Tabela 4 Evolução do rendimento médio real habitual da população ocupada, por Região Metropolitana (a preços de fevereiro de 2013) - fevereiro de 2003 a fevereiro de 2013 

Fonte: IBGE, Pesquisa Mensal de Emprego.

O Complexo Industrial Portuário de Suape, tratado aqui como o emblema do novo momento do desenvolvimento regional, está situado na RM de Recife, Litoral Sul de Pernambuco, nos municípios de Ipojuca e Cabo de Santo Agostinho, abrangendo uma área de 13,4 mil hectares. A partir da primeira edição do PAC, em 2007, se constituiu em um dos maiores polos de investimentos do país.

Pernambuco passou a viver um boom econômico, após um período de declínio. De 1963 a 1969, o estado foi o principal beneficiário dos recursos da Sudene, recebendo 36,9% destes (seguido da Bahia, com 32,8%). Nos períodos subsequentes, no entanto, essa participação foi decrescente, sendo de 25,7%, de 1970 a 1974, e de 16,6%, de 1975 a 1984. O PIB estadual cresceu 10,6% ao ano, de 1970 a 1975, 6,6%, de 1975 a 1980, e 2,4%, de 1980 a 1985, invertendo sua relação com o PIB regional (com médias anuais, respectivamente, de 10,2%, 7,2% e 4,4%). Após alguma recuperação no final dos anos 1980, o PIB estadual cresceu, na década de 1990, com médias anuais de 2,0%, e o Nordeste, com 3,0% (Lima; Katz, 1993).

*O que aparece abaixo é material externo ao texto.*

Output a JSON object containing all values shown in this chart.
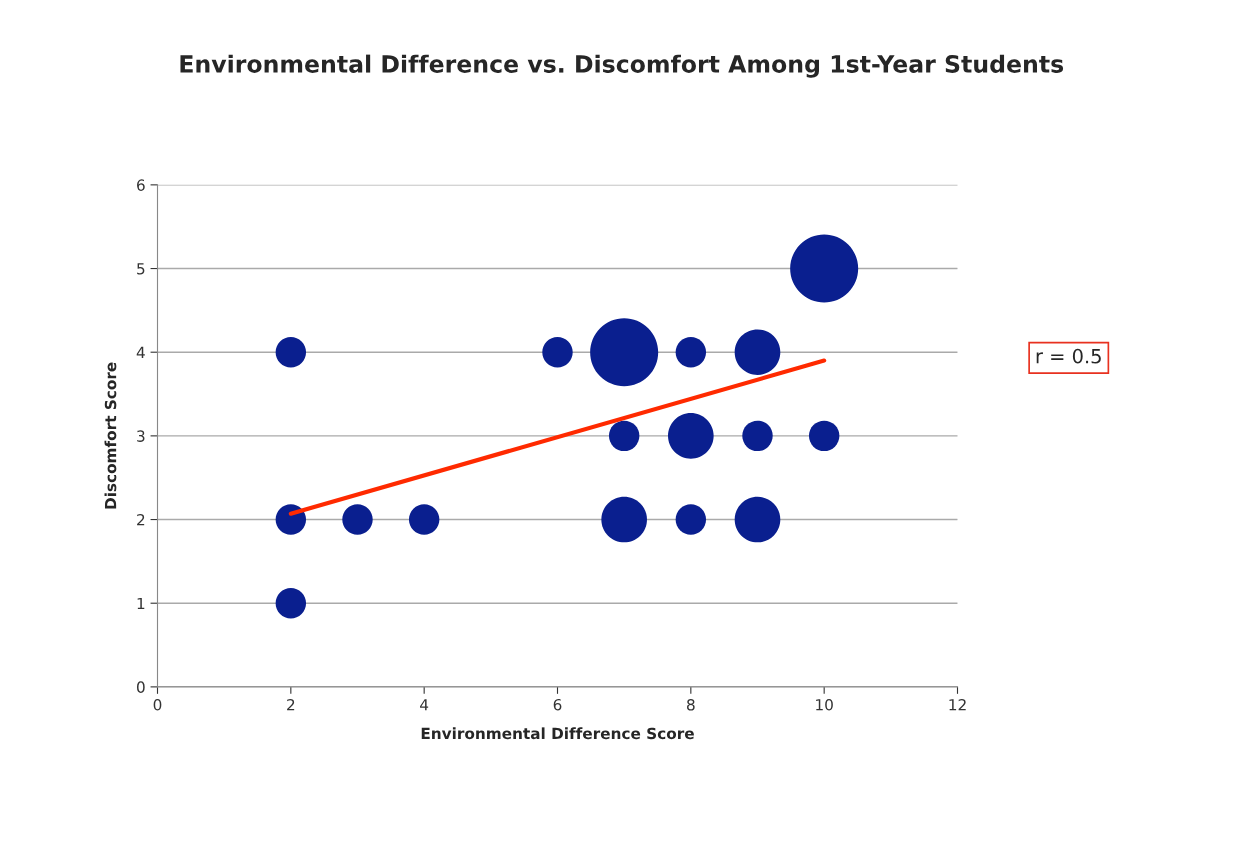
{
  "chart_data": {
    "type": "bubble",
    "title": "Environmental Difference vs. Discomfort Among 1st-Year Students",
    "xlabel": "Environmental Difference Score",
    "ylabel": "Discomfort Score",
    "series": [
      {
        "color": "#0a1f8f",
        "x": [
          2,
          6,
          7,
          8,
          9,
          10,
          7,
          8,
          9,
          10,
          2,
          3,
          4,
          7,
          8,
          9,
          2
        ],
        "values": [
          4,
          4,
          4,
          4,
          4,
          5,
          3,
          3,
          3,
          3,
          2,
          2,
          2,
          2,
          2,
          2,
          1
        ],
        "sizes": [
          0.2,
          0.2,
          1,
          0.2,
          0.45,
          1,
          0.2,
          0.45,
          0.2,
          0.2,
          0.2,
          0.2,
          0.2,
          0.45,
          0.2,
          0.45,
          0.2
        ]
      },
      {
        "type": "line",
        "color": "#ff2a00",
        "x": [
          2,
          10
        ],
        "values": [
          2.07,
          3.9
        ]
      }
    ],
    "xlim": [
      0,
      12
    ],
    "xticks": [
      0,
      2,
      4,
      6,
      8,
      10,
      12
    ],
    "ylim": [
      0,
      6
    ],
    "yticks": [
      0,
      1,
      2,
      3,
      4,
      5,
      6
    ],
    "grid": "y",
    "annotations": [
      "r = 0.5"
    ]
  }
}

A proposta do Porto de Suape surgiu nos anos 1960, mas a criação da empresa pública estadual foi formalizada apenas em 1978 e o seu funcionamento, iniciado em 1986 (Pernambuco, 2010). Na avaliação de Santos (2012), até 2005, os investimentos em Suape não foram além de empreendimentos de médio porte. O anúncio do projeto da Refinaria Abreu e Lima demarcou um outro momento na sua trajetória.

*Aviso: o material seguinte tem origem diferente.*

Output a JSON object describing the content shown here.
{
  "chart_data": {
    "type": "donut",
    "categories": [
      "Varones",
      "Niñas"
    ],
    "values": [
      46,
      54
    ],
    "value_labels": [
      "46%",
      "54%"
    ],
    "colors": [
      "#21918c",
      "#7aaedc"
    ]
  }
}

A partir de 2007, com o PAC, o Complexo passou a atrair grandes investimentos públicos e privados, convertendo-se, com seu entorno, em um gigantesco "canteiro de obras". Os investimentos públicos em Suape passaram de R$ 155 milhões (entre 1995 e 1998), para R$ 136 milhões (1999 a 2002) e para R$ 147,6 milhões (2003 a 2006); enquanto, entre 2007 e 2010, pularam para R$ 1,46 bilhões. Quanto às inversões privadas, totalizaram US$ 2,2 bilhões até 2006; e, de 2007 a 2010, reuniram US$ 17 bilhões (Pernambuco, 2010).

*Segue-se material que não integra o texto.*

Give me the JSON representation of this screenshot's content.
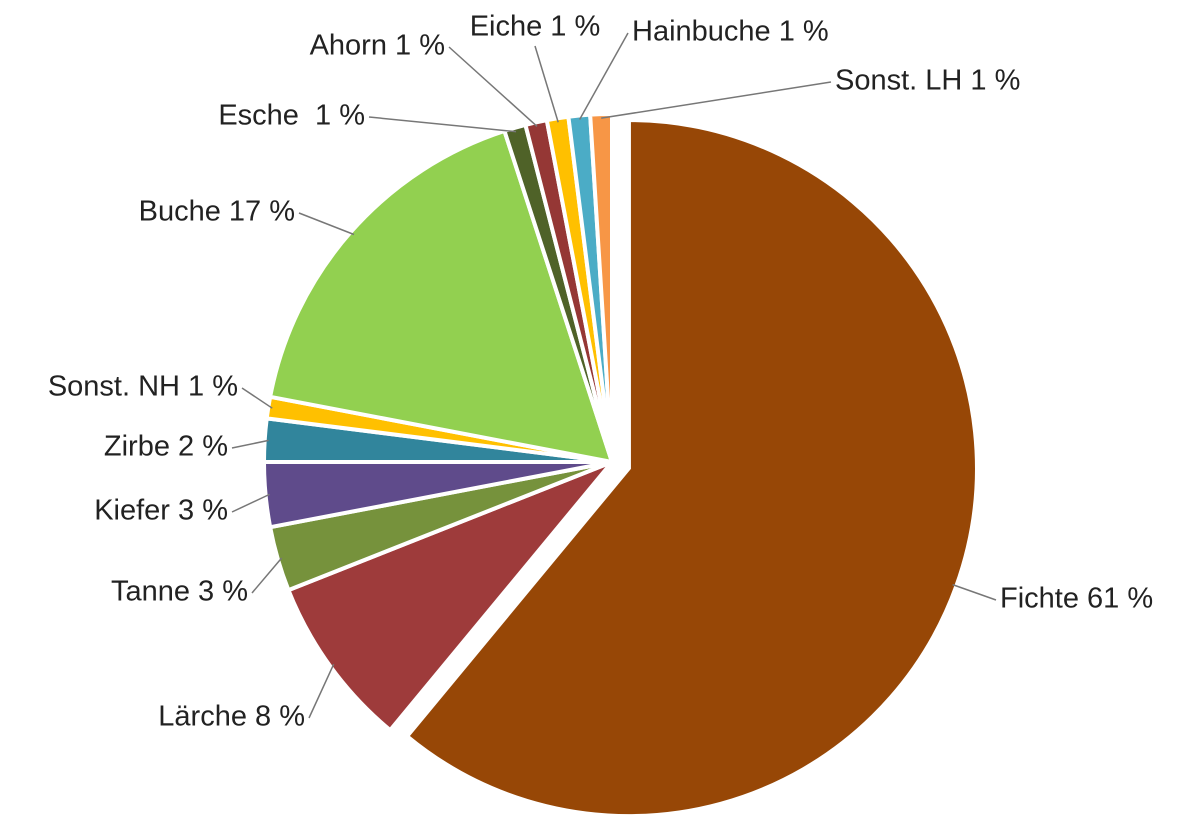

O Complexo chegou, no final da década de 2000, com mais de 100 empresas instaladas e dezenas de outras em fase de instalação. Alguns destaques: Refinaria Abreu e Lima e Petroquímica Suape (Petrobras); Estaleiro Atlântico Sul (EAS); Energética Suape (termelétrica); Impsa Wind Power (fabricação de geradores eólicos); Bunge (refinaria de óleos vegetais, fabricação de margarinas e moinho de trigo); Tecon Suape (logística do porto) (Pernambuco, 2010). A Refinaria representou o maior investimento, chegando a envolver na sua construção cerca de 50 mil no final de 2012 (Santos, 2012).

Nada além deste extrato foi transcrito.